Better Builds (2/3): Set up a private CI server to automatically test your work.

When you finished writing a feature or bug-fix, the big moment of truth arrives: Did I break something?

Of course, the obvious errors should be validated in the local unit-tests. And all programmers run unit and integration tests every time they make a change. Yeah!

I know I don’t. I should, but its a quick fix and what bad could ever happen? So I need a system to help me stay clean – I need a CI server that automatically picks up my changes so that I don’t have to worry about skipping tests any more. I want it automated, I want it to work in the background, and I want it fast.

Pentaho Reporting is a library that is embedded in many places, most importantly for readers of this blog, in the Pentaho Report Designer and the Pentaho BI-Server. Sometimes changes have far fetching results – and not good ones! Checking method parameter more strictly can cause errors pop up everywhere. Removing a seemingly unused library or renaming a internal method can break the downstream compile process in rather surprising ways.

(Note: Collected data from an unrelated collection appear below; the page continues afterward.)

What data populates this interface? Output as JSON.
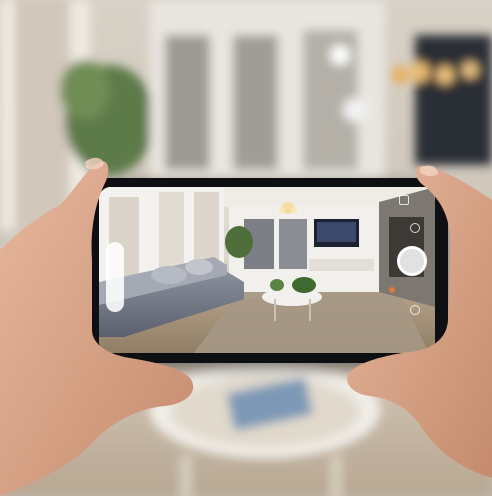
{
  "camera_ui": {
    "mode_labels": [
      "",
      "",
      ""
    ]
  },
  "icons": {
    "shutter": "shutter-button-icon",
    "flash": "flash-icon",
    "switch": "camera-switch-icon",
    "settings": "settings-icon"
  },
  "colors": {
    "accent": "#e07a3c"
  }
}
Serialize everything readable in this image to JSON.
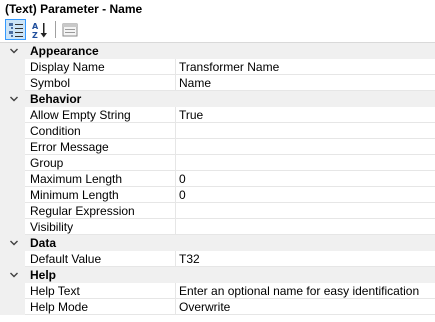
{
  "title": "(Text) Parameter - Name",
  "toolbar": {
    "categorized_icon": "categorized-icon",
    "alphabetical_icon": "alphabetical-icon",
    "property_pages_icon": "property-pages-icon"
  },
  "colors": {
    "gutter": "#f0f0f0",
    "active_button": "#cce4f7",
    "active_border": "#3399ff"
  },
  "categories": [
    {
      "name": "Appearance",
      "properties": [
        {
          "name": "Display Name",
          "value": "Transformer Name"
        },
        {
          "name": "Symbol",
          "value": "Name"
        }
      ]
    },
    {
      "name": "Behavior",
      "properties": [
        {
          "name": "Allow Empty String",
          "value": "True"
        },
        {
          "name": "Condition",
          "value": ""
        },
        {
          "name": "Error Message",
          "value": ""
        },
        {
          "name": "Group",
          "value": ""
        },
        {
          "name": "Maximum Length",
          "value": "0"
        },
        {
          "name": "Minimum Length",
          "value": "0"
        },
        {
          "name": "Regular Expression",
          "value": ""
        },
        {
          "name": "Visibility",
          "value": ""
        }
      ]
    },
    {
      "name": "Data",
      "properties": [
        {
          "name": "Default Value",
          "value": "T32"
        }
      ]
    },
    {
      "name": "Help",
      "properties": [
        {
          "name": "Help Text",
          "value": "Enter an optional name for easy identification"
        },
        {
          "name": "Help Mode",
          "value": "Overwrite"
        }
      ]
    }
  ]
}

This is the second part of a 3 part series on how to manage your local builds better. Today, we will setup a CI server to continuously validate your local commits. To work best, this server will require you to have an Artifactory repository running, so that you get results faster.

Contents of this series

In the first part of this series, we did create a faster build by setting up an Artifactory server as a strong cache. This did cut the build time from over 60 minutes to roughly 15 minutes. Although this is not exactly lightning fast, it is fast enough to give you feedback on your work before you have moved on to the next task.

This post will automate the testing, so that every commit you do is validated. I will also introduce you to a advanced set of override properties for subfloor that will speed up your build process even more.

And in the third part, we will look at how to set up a proper end-to-end intergration test for the Pentaho-BI-Server assembly, so that any change you do can be validated against the full stack.

Continuous Integration explained

Continuous integration is a method to automatically build software whenever there have been any changes to the system or the code. CI acts as a second line of defence to inform you of any errors you make as early as possible.

A CI system is only as good as your suite of automated tests. If your code does not use any automated tests, you gain only the bare minimum from a CI system: You will know when code that you publish does not compile.

With respect to tests, I tend to fall between the test-driven-development, have 100% code coverage crowd and the ‘pragmatic’ no tests – if there are errors a customer will scream – crowd. I subscribe to the design-driven-testing camp, which tests whatever is needed to validate the use-cases, but does not worry too much about testing code on the extreme ends of the spectrum. Likewise, for me code coverage is a nice tool, but not a yardstick to beat up code with it. I write tests the test-driven way for each bug I fix (failing test first, fix second, passing test as a result) and for features I test the user story via unit-tests.

Pentaho Reporting comes with two test suites: A fast suite of tests that runs in a few minutes or so, and a long running test suite that validates report rendering and thus falls into the integration tests spectrum.

A CI server only automates stuff that you should be able to do equally well on the command line.

Defining an build process for automation

When you build any modern software, you usually use one of the many build scripting systems that exist out there. For old folks from the C camp, this may be make, for dot-net it is MSBuild, and for Java it is ant, maven or any of the modern alternatives.

Pentaho Reporting uses Apache Ant, for historical reasons. To run the build process, you will need an ANT installation, download an install Ant by following these instructions here.

Our project is already pre-configured to make it as easy as possible to set up an CI server. To build the full reporting project with all libraries, just invoke

ant continuous-local

Once this has finished without errors, invoke

ant longrun-test

to run all tests. This target will resolve all libraries again, and thus cannot be run without first running continuous-local to publish all artefacts.

(You can find a list of callable targets in the first posting of this series.)

If you get a “OutOfMemoryError”, you will have to increase the memory of your ANT installation by setting the environment property “ANT_OPTS” to “-Xmx1024m -XX:MaxPermSize=512m”.

Our CI server will invoke the same two commands, whenever it detects changes in the repository it monitors.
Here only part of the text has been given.